On the contrary, in the context of contagious diseases like SARS-COV2 disease (COVID-19) and MPXV (also known as monkeypox), prior reports suggest that queer individuals not only show more positive health-seeking behaviour, but also have higher confidence in immunisation strategies like vaccination than their heterosexual counterparts. 

At least in the case of SARS-COV2 disease, the CDC reported in 2022 that “COVID-19 vaccination coverage and vaccine confidence were higher among gay or lesbian adults than among heterosexual adults.”

Thus, if anything, better health-seeking practices of queer individuals might actually be contributing to increasing herd immunity in the case of specific contagious diseases rather than leading to its decline.

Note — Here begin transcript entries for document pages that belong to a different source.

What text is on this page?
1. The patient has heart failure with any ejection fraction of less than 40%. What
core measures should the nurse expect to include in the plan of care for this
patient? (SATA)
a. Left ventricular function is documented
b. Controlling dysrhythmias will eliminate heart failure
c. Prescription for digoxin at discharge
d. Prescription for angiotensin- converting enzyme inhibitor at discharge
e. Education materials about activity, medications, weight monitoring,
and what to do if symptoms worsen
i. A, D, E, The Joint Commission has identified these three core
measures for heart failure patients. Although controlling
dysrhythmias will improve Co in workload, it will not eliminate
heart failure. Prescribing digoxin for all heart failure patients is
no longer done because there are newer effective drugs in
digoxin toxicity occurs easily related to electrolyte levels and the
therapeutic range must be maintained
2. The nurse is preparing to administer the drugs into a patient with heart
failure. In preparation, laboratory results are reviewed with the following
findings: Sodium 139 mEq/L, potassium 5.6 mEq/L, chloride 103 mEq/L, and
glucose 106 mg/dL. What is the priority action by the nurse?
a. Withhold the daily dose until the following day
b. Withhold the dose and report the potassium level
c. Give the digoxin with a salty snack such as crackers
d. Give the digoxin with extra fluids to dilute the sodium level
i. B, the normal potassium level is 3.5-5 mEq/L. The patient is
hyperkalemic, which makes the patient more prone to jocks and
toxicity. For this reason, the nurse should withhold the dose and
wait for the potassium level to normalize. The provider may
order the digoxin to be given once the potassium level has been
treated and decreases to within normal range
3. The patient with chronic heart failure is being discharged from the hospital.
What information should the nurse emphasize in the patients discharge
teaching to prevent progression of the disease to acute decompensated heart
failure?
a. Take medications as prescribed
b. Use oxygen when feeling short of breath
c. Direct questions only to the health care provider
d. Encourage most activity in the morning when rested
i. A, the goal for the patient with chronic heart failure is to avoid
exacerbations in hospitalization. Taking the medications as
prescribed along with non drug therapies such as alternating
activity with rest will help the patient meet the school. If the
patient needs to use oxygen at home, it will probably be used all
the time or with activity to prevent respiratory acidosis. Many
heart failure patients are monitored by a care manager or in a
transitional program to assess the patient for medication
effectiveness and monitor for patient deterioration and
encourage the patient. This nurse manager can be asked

All that is coated in the language of science is not truth

The Wire Science’s analysis shows there is little truth in the former judges’ statement despite the language of science they so readily use. In fact, their arguments around legalising same-sex marriage and its purported evolutionary distress on the entire human race reeks of Victorian morality and eugenicist tendencies

The language of (pseudo)science cannot be used to deprive marginalised groups of their long-due civil and substantive rights, marriage being one of them. 

Sayantan Datta (they/them) are a queer-trans science writer, communicator and journalist. They currently work with the feminist multimedia science collective, and tweet at @queersprings.